This repository contains PyTorch implementations of important losses and scores used in probabilistic forecasting.
The implemented losses (or scores) are the following:
Quantile score
Interval score
Continuously ranked probability score (CRPS)
Normal distribution
Truncated normal distribution
Log-normal distribution
Energy Score
Variogram Score (of order p)
Details
In the following, the different scores are presented in detail:
Quantile score
Suppose that a forecaster aims at predicting the quantile $\alpha \in (0,1)$. If the prediction is given by $q_\alpha$ and the value $x$ materializes, then the quantile score (Gneiting and Raftery (2007)) is given by:
$$S(q_\alpha;x)=(x-q_\alpha)(\mathbb{1} \{ x \leq q_\alpha \} - \alpha).$$ Minimizing this score leads to the true quantile at level $\alpha$. Neural networks employing this score are usually referred to as Quantile Regression Networks (QRN).
Interval score
Instead of a predictive quantile, consider a predictive $(1-\alpha)$ forecasting interval. Let $l_\alpha, r_\alpha$ denote the left and right endpoints of the predicted interval. If the value $x$ materializes, the interval score (Gneiting and Raftery (2007)) is given by: $$S(l_\alpha, r_\alpha; x) = (r_\alpha - l_\alpha) + \frac{2}{\alpha}(l_\alpha - x) \mathbb{1} \{ x < l_\alpha \} + \frac{2}{\alpha}(x-r_\alpha)\mathbb{1} \{ x > r_\alpha \}.$$ Minimizing this score leads to the correct interval endpoints, e.g. the quantiles at the levels $\frac{\alpha}{2}, 1 - \frac{\alpha}{2}$ respectively.
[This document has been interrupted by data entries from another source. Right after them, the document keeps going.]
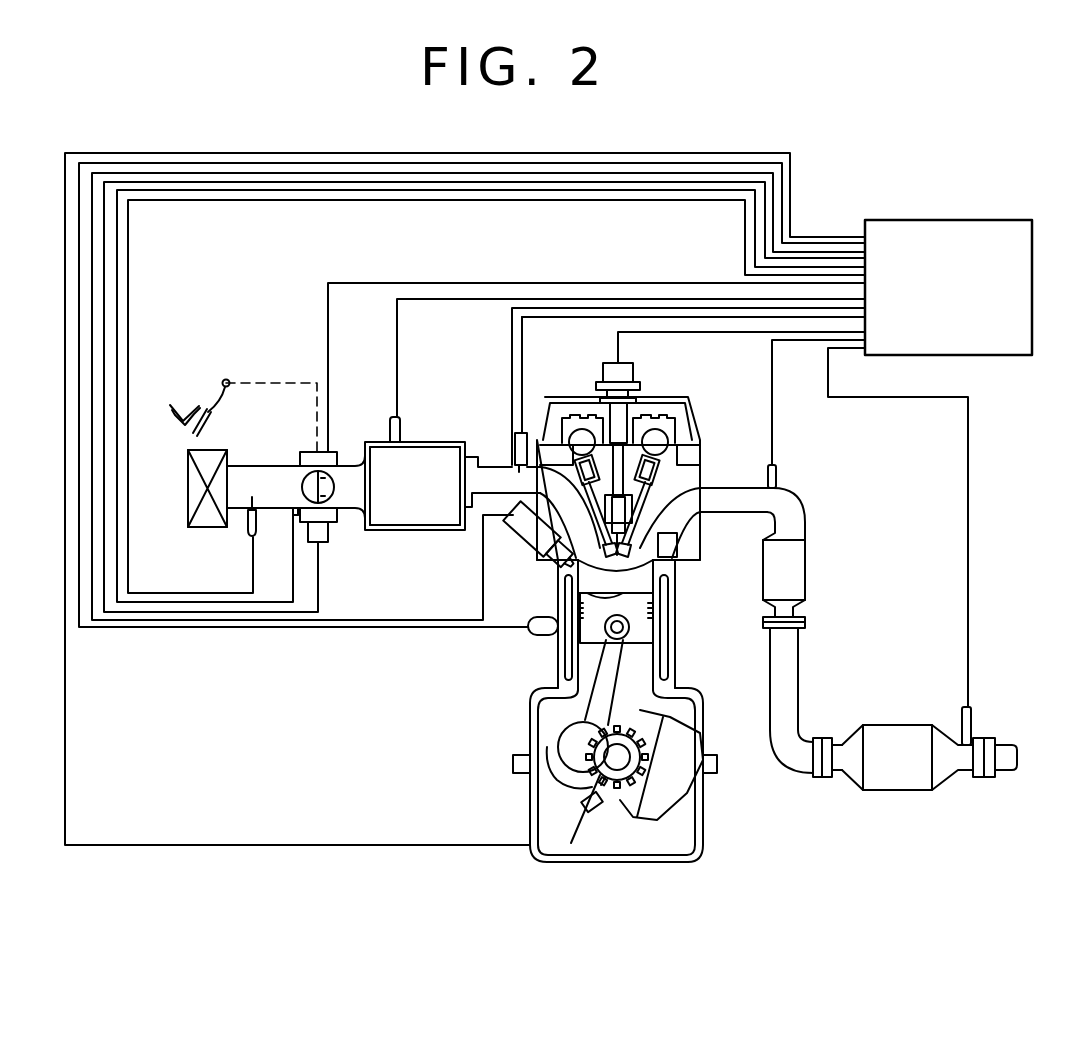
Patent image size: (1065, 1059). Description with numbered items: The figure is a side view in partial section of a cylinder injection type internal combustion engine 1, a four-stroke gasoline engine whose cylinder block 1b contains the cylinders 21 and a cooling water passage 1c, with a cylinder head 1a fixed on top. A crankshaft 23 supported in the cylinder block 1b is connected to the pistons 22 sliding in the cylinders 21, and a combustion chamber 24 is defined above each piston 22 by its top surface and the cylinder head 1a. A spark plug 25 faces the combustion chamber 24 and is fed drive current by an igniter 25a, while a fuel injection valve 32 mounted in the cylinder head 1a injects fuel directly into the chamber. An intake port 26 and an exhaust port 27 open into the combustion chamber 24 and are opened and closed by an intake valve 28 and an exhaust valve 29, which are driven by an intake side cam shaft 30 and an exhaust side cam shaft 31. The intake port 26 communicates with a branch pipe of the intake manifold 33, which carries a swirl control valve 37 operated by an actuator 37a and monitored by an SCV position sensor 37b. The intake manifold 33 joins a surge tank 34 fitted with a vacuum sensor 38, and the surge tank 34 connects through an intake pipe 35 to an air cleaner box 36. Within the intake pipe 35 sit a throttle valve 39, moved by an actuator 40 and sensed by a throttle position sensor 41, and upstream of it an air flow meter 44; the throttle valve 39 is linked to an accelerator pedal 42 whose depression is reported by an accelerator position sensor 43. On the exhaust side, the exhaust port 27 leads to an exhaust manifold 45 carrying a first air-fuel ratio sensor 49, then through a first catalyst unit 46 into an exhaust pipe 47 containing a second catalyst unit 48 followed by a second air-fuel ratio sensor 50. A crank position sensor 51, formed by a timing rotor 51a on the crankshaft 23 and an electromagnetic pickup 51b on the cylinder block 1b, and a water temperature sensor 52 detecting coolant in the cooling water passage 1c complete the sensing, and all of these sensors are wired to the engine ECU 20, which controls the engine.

The internal combustion engine 1 is at (505, 721).
The cylinder head 1a is at (697, 450).
The cylinder block 1b is at (674, 614).
The cooling water passage 1c is at (568, 665).
The engine ECU 20 is at (940, 220).
The cylinder 21 is at (618, 655).
The piston 22 is at (640, 636).
The crankshaft 23 is at (622, 755).
The combustion chamber 24 is at (650, 592).
The spark plug 25 is at (680, 572).
The igniter 25a is at (640, 371).
The intake port 26 is at (560, 537).
The exhaust port 27 is at (702, 480).
The intake valve 28 is at (597, 575).
The exhaust valve 29 is at (680, 540).
The intake side cam shaft 30 is at (582, 428).
The exhaust side cam shaft 31 is at (665, 432).
The fuel injection valve 32 is at (520, 535).
The intake manifold 33 is at (483, 460).
The surge tank 34 is at (414, 528).
The intake pipe 35 is at (278, 512).
The air cleaner box 36 is at (188, 530).
The swirl control valve 37 is at (497, 490).
The actuator 37a is at (512, 455).
The SCV position sensor 37b is at (524, 440).
The vacuum sensor 38 is at (398, 440).
The throttle valve 39 is at (334, 485).
The actuator 40 is at (334, 520).
The throttle position sensor 41 is at (323, 547).
The accelerator pedal 42 is at (205, 418).
The accelerator position sensor 43 is at (342, 438).
The air flow meter 44 is at (246, 530).
The exhaust manifold 45 is at (804, 507).
The first catalyst unit 46 is at (808, 576).
The exhaust pipe 47 is at (805, 650).
The second catalyst unit 48 is at (888, 725).
The first air-fuel ratio sensor 49 is at (778, 472).
The second air-fuel ratio sensor 50 is at (972, 712).
The crank position sensor 51 is at (688, 777).
The timing rotor 51a is at (662, 765).
The electromagnetic pickup 51b is at (608, 798).
The water temperature sensor 52 is at (531, 634).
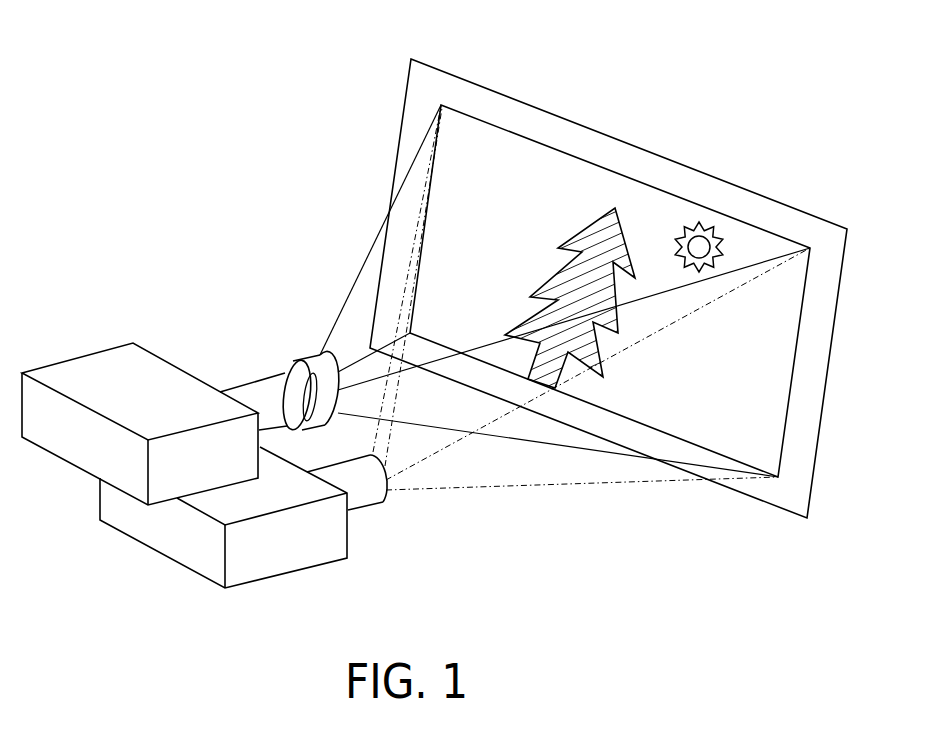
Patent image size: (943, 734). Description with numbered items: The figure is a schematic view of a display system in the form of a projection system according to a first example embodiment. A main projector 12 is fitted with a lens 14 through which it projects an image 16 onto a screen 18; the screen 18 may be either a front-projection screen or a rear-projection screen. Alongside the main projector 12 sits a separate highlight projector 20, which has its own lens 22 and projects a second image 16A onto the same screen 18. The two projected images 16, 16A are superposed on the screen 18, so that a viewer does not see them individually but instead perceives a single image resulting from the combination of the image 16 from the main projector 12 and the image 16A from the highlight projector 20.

Continuously ranked probability score
The continuously ranked probability score (CRPS, Gneiting and Raftery (2007)) is a score that measures the discrepancy between a predictive density and a realized outcome. Consider a distribution function $F$ of some probability distribution on $\mathbb{R}$ and a realized outcome $x$. Then the CRPS is given by $$\mathrm{CRPS}(F,x) = \int_{-\infty}^{\infty} (F(y)-\mathbb{1} \{y \geq x \})^2 dy.$$ Intuitively, this score measures the discrepancy between a predictive distribution and a realized outcome. The CRPS is minimized, if $x \sim F$ (e.g. if the true distribution is predicted).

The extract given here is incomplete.